There’s a whole psychiatric practice, cognitive behavioral therapy (CBT), that focuses on the theory that outside things (events, people, etc.) don’t upset us, but rather the way we interpret those things does. To simplify, we have an emotional response to the way our thoughts frame events.
So what in the world does this have to do with grief? First, I am in no way telling you that your feelings of overwhelming sadness are wrong. No way José. But rather that if you’re bothered by specific behaviors that stem from emotional overwhelm it’s possible to better understand what and why you’re feeling the way you are by tracking your thoughts.
As an exercise, think of the last time your emotions took over in a way that bothered you.

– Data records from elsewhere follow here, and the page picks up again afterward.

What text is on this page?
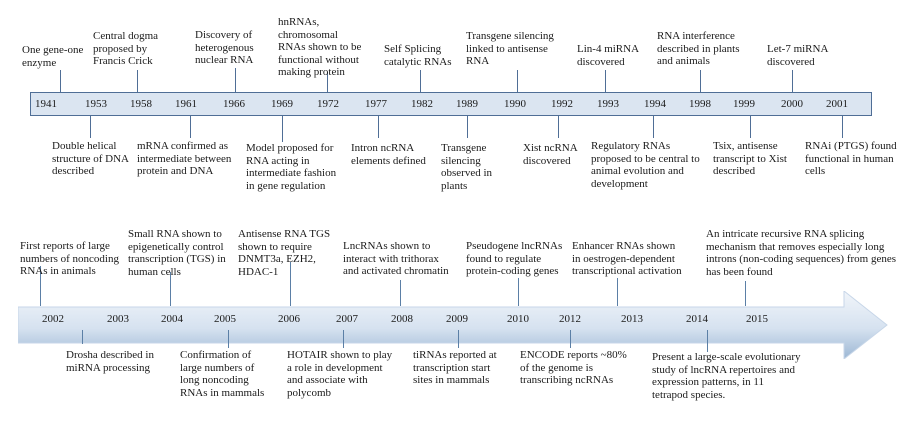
1941	1953 1958 1961 1966 1969 1972 1977 1982 1989 1990 1992 1993 1994 1998 1999 2000 2001
One gene-one enzyme
Central dogma proposed by Francis Crick
Discovery of heterogenous nuclear RNA
hnRNAs, chromosomal RNAs shown to be functional without making protein
Self Splicing catalytic RNAs
Transgene silencing linked to antisense RNA
Lin-4 miRNA discovered
RNA interference described in plants and animals
Let-7 miRNA discovered
Double helical structure of DNA described
mRNA confirmed as intermediate between protein and DNA
Model proposed for RNA acting in intermediate fashion in gene regulation
Intron ncRNA elements defined
Transgene silencing observed in plants
Xist ncRNA discovered
Regulatory RNAs proposed to be central to animal evolution and development
Tsix, antisense transcript to Xist described
RNAi (PTGS) found functional in human cells
2002	2003	2004	2005	2006	2007	2008	2009	2010	2012	2013	2014	2015
First reports of large numbers of noncoding RNAs in animals
Small RNA shown to epigenetically control transcription (TGS) in human cells
Antisense RNA TGS shown to require DNMT3a, EZH2, HDAC-1
LncRNAs shown to interact with trithorax and activated chromatin
Pseudogene lncRNAs found to regulate protein-coding genes
Enhancer RNAs shown in oestrogen-dependent transcriptional activation
An intricate recursive RNA splicing mechanism that removes especially long introns (non-coding sequences) from genes has been found
Drosha described in miRNA processing
Confirmation of large numbers of long noncoding RNAs in mammals
HOTAIR shown to play a role in development and associate with polycomb
tiRNAs reported at transcription start sites in mammals
ENCODE reports ~80% of the genome is transcribing ncRNAs
Present a large-scale evolutionary study of lncRNA repertoires and expression patterns, in 11 tetrapod species.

- THOUGTHS – What exactly was the stimulus that set you off? What were the exact words you were thinking in response? Not how you were feeling, but what were the statements you were making inside your head?
- EMOTIONS – How did those thoughts make you feel emotionally? How did those thoughts and emotions make you feel physically?
- BEHAVIORS – What behaviors came out of those feelings? What did you do?
For example, let’s say the act of waking up in the morning sets you on a bad course. Your alarm goes off. The language of your thoughts might be “Is it 7am already? I don’t have the energy for this. What’s the point?” (None of these thoughts are wrong, you’re just paying attention to what you’re thinking.) Maybe those thoughts made you feel weary, lethargic, defeated. How did those feelings cause you to behave? Did you pull the covers over your head, cry, hit the snooze bar, or call in sick?
If we’re talking about a specific behavior that you want to change, what would you prefer the resulting behavior be? Which emotions might produce the desired behavior? What thoughts would foster those emotions? Can you keep those thoughts in mind for the next time you encounter a similar situation (like tomorrow morning in the example).
This isn’t going to fix everything and it is not at all comprehensive CBT (if you’re interested there’s a bunch of information available online, or better yet, get connected to a licensed cognitive behavioral therapist, which we are not), but being aware of what you’re saying to yourself can, over time, help reshape the path of your thoughts, which will dictate your emotions, which will dictate your behaviors.
Thanks for visiting Grief Compass. We’re sorry you have to be here, but are glad we’ve found each other.